D. The State’s Efforts to Return the Children to D.C.
By her fourth issue, D.C. complains that the Department failed to make reasonable efforts to return her children to her. She cites the following:
Efforts shall be made to preserve and reunify families—
(i) prior to the placement of a child in foster care, to prevent or eliminate the need for removing the child from the child’s home; and
(ii) to make it possible for a child to safely return to the child’s home.
42 U.S.C.A. § 671(a)(15) (2006). The evidence shows that D.C.’s personal choices prevented the State from reuniting her with her children. D.C. admitted that she once used drugs and lived in a home with a lab that manufactured methamphetamine. While on probation, she engaged in criminal conduct by assaulting another person and also associated with a convicted felon, both of which were violations of the terms of her community supervision. When the trial court ordered her to report to a community residential treatment center in Uvalde, Texas, instead of prison, she failed to complete her court-ordered drug rehabilitation program and parenting classes. We are therefore not persuaded by this facet of D.C.’s argument.
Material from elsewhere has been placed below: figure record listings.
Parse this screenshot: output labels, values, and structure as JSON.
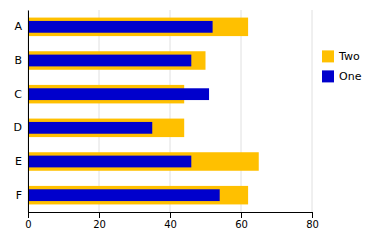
{
  "chart_data": {
    "type": "bar",
    "orientation": "horizontal",
    "categories": [
      "A",
      "B",
      "C",
      "D",
      "E",
      "F"
    ],
    "series": [
      {
        "name": "Two",
        "color": "#FFC000",
        "values": [
          62,
          50,
          44,
          44,
          65,
          62
        ]
      },
      {
        "name": "One",
        "color": "#0000CC",
        "values": [
          52,
          46,
          51,
          35,
          46,
          54
        ]
      }
    ],
    "xlim": [
      0,
      80
    ],
    "xticks": [
      0,
      20,
      40,
      60,
      80
    ],
    "grid": true,
    "legend": "right"
  }
}
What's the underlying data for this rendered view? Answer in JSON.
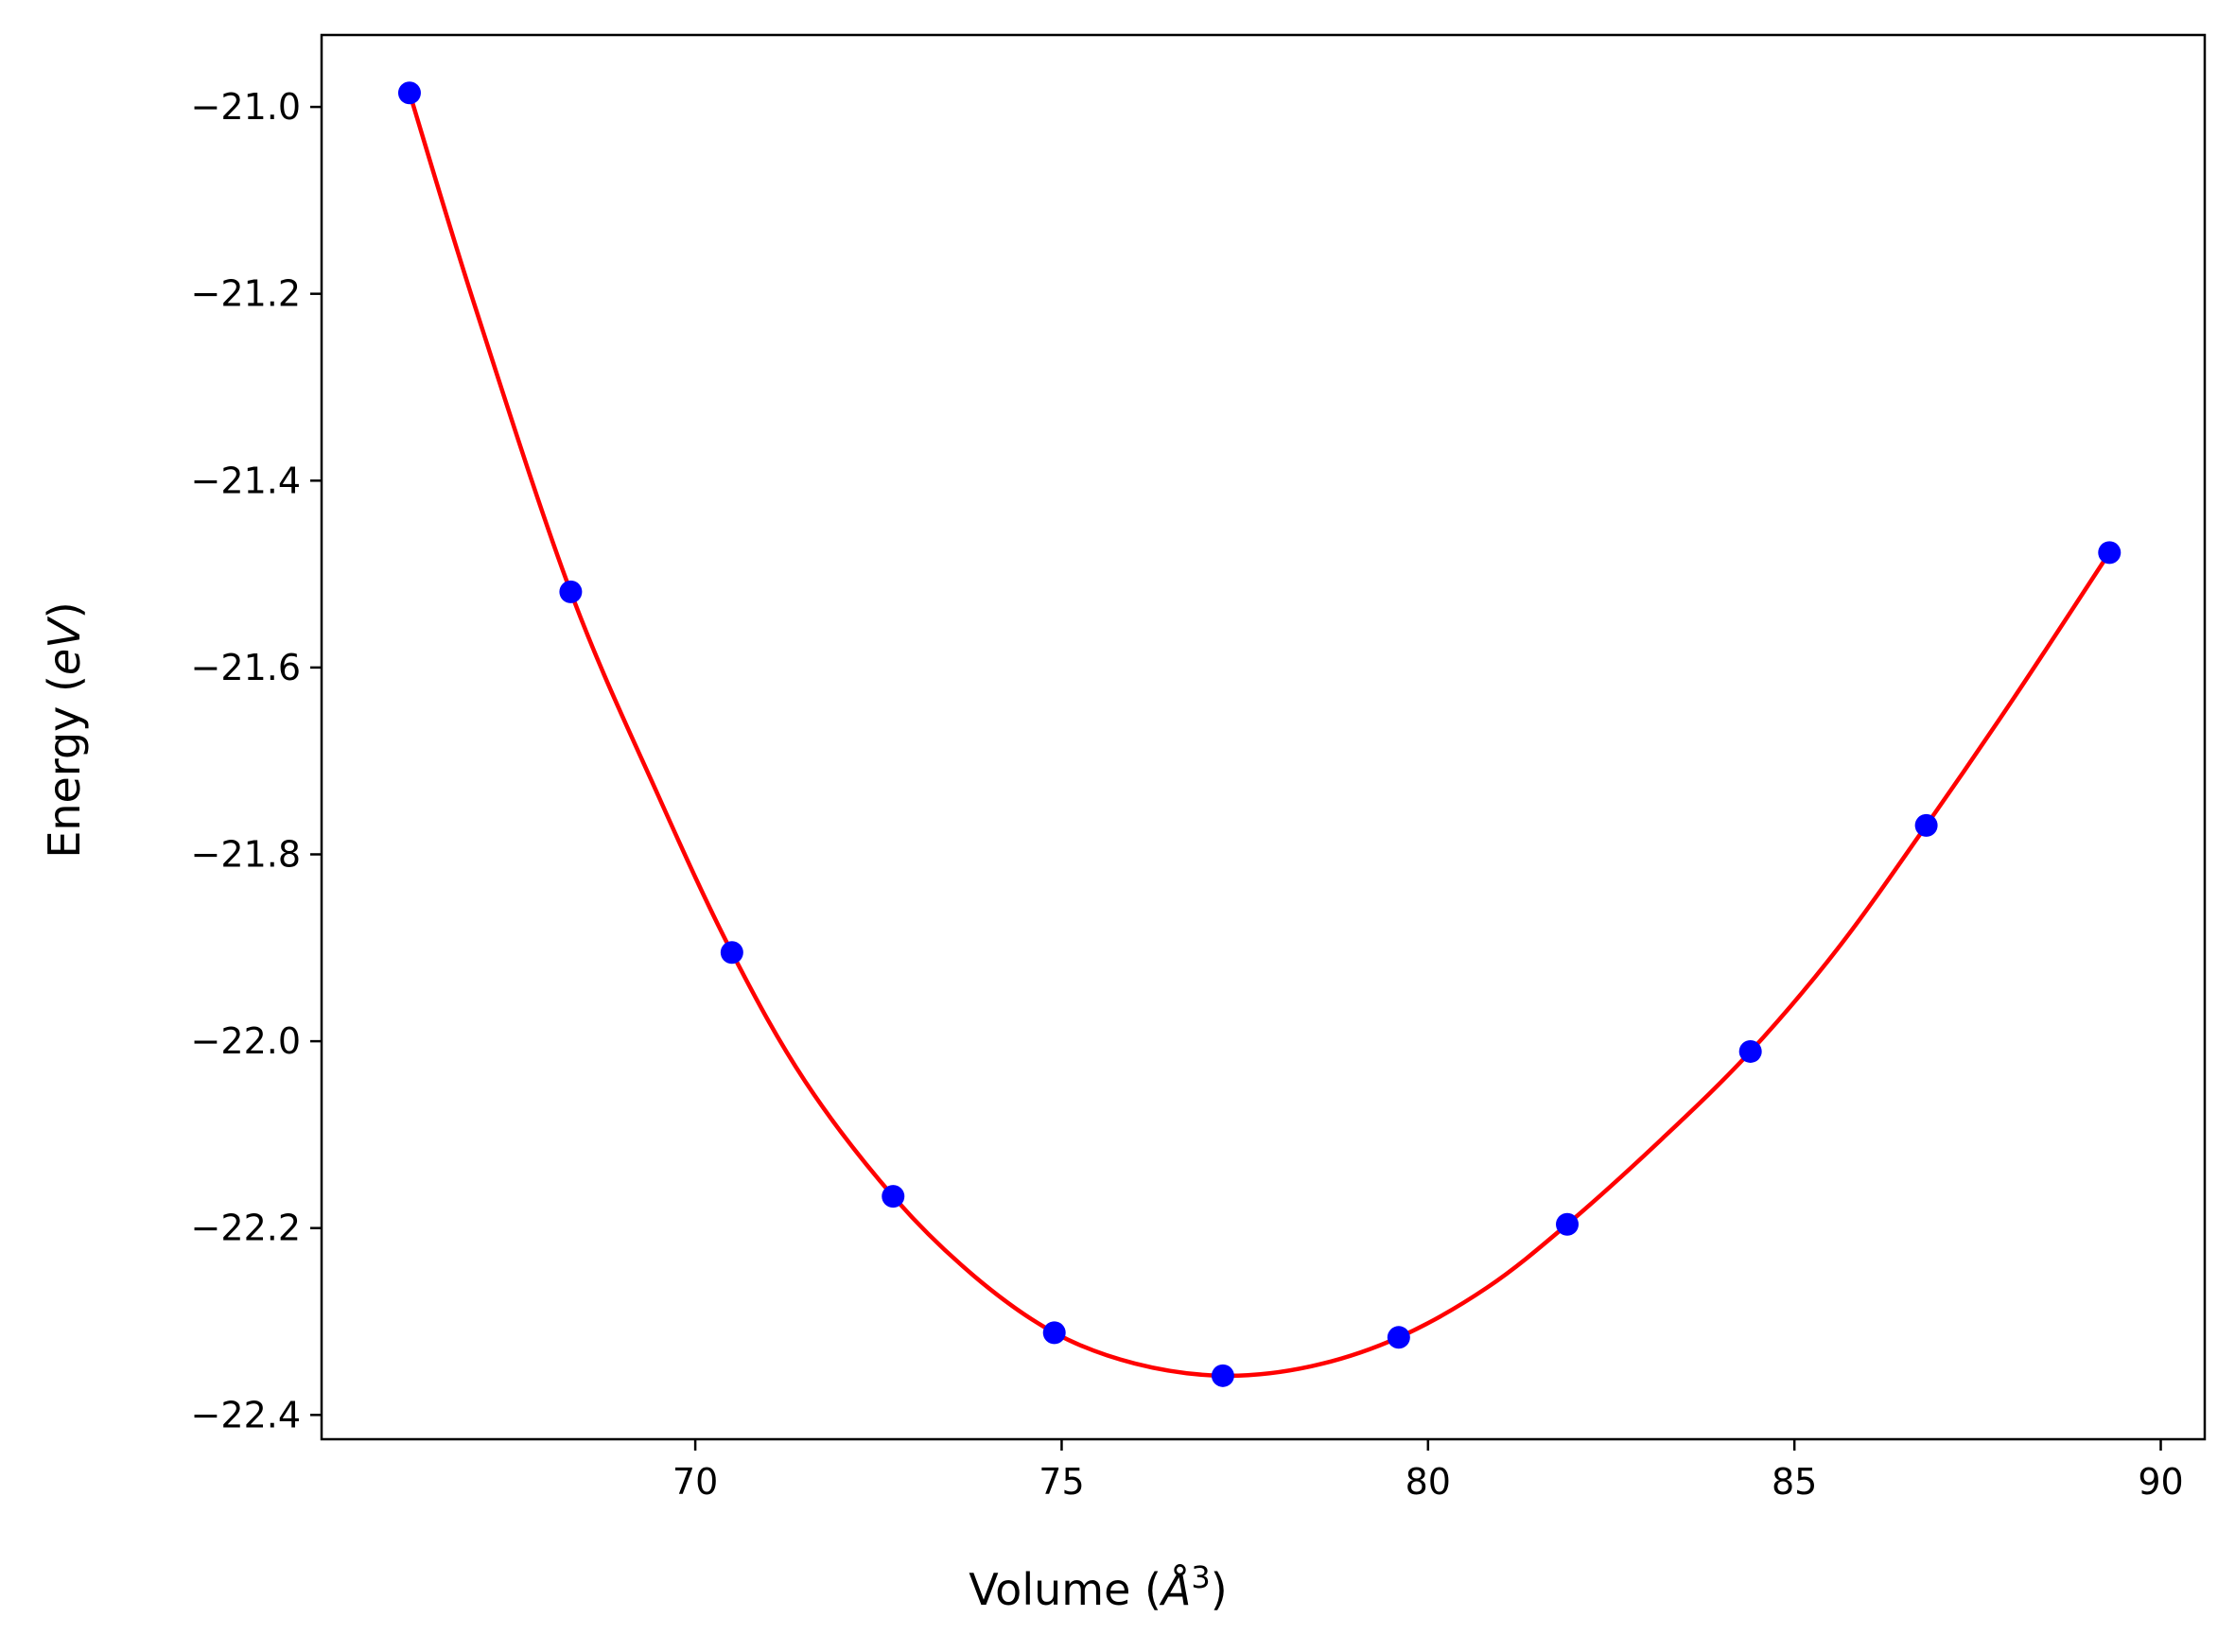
{
  "chart_data": {
    "type": "scatter",
    "title": "",
    "xlabel": {
      "prefix": "Volume (",
      "symbol": "Å",
      "power": "3",
      "suffix": ")"
    },
    "ylabel": {
      "prefix": "Energy (",
      "unit": "eV",
      "suffix": ")"
    },
    "xlim": [
      64.9,
      90.6
    ],
    "ylim": [
      -22.426,
      -20.923
    ],
    "xticks": [
      70,
      75,
      80,
      85,
      90
    ],
    "xtick_labels": [
      "70",
      "75",
      "80",
      "85",
      "90"
    ],
    "yticks": [
      -21.0,
      -21.2,
      -21.4,
      -21.6,
      -21.8,
      -22.0,
      -22.2,
      -22.4
    ],
    "ytick_labels": [
      "−21.0",
      "−21.2",
      "−21.4",
      "−21.6",
      "−21.8",
      "−22.0",
      "−22.2",
      "−22.4"
    ],
    "grid": false,
    "legend": "none",
    "series": [
      {
        "kind": "points",
        "color": "#0000ff",
        "x": [
          66.1,
          68.3,
          70.5,
          72.7,
          74.9,
          77.2,
          79.6,
          81.9,
          84.4,
          86.8,
          89.3
        ],
        "y": [
          -20.985,
          -21.519,
          -21.905,
          -22.166,
          -22.312,
          -22.358,
          -22.317,
          -22.196,
          -22.011,
          -21.769,
          -21.477
        ]
      },
      {
        "kind": "fit-curve",
        "color": "#ff0000",
        "x": [
          66.1,
          67.0,
          68.3,
          69.5,
          70.5,
          71.5,
          72.7,
          73.8,
          74.9,
          76.0,
          77.2,
          78.4,
          79.6,
          80.8,
          81.9,
          83.2,
          84.4,
          85.6,
          86.8,
          88.0,
          89.3
        ],
        "y": [
          -20.985,
          -21.215,
          -21.519,
          -21.738,
          -21.905,
          -22.043,
          -22.166,
          -22.251,
          -22.312,
          -22.345,
          -22.358,
          -22.348,
          -22.317,
          -22.264,
          -22.196,
          -22.104,
          -22.011,
          -21.9,
          -21.769,
          -21.632,
          -21.477
        ]
      }
    ]
  }
}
D.C. also argues that the Department failed to provide a placement plan for her children. Evidence about placement plans and adoption are, of course, relevant to best interest. In re C.H., 89 S.W.3d 17, 28 (Tex. 2002). However, the lack of evidence about definitive plans for permanent placement and adoption cannot be the dispositive factor; otherwise, determinations regarding best interest would regularly be subject to reversal on the sole ground that an adoptive family has yet to be located. Id. Instead, the inquiry is whether, on the entire record, a fact-finder could reasonably form a firm conviction or belief that termination of the parent's rights would be in the child's best interest—even if the agency is unable to identify with precision the child's future home environment. Id. In light of the foregoing, we overrule D.C.’s fourth issue.
IV. Conclusion
Having overruled all of D.C.’s issues, we affirm the judgment of the trial court.
________________________
GINA M. BENAVIDES,
Justice
Delivered and filed the
23rd day of June, 2011.
[1] The ages of the children reflect their ages at the time of the termination of parental rights hearing, held on January 28, 2010, January 29, 2010, and February 4, 2010 in the 36th Judicial District Court of San Patricio County, Texas.
[2] R.S. and A.S. had a seventeen-month old girl, A.E.S., who is not a subject in this appeal.
[3] The trial court also terminated R.S.’s parental rights over R.E.S., J.D.S., and A.E.S., and A.S.’s parental rights over A.E.S. Neither R.S. nor A.S. appealed this decision.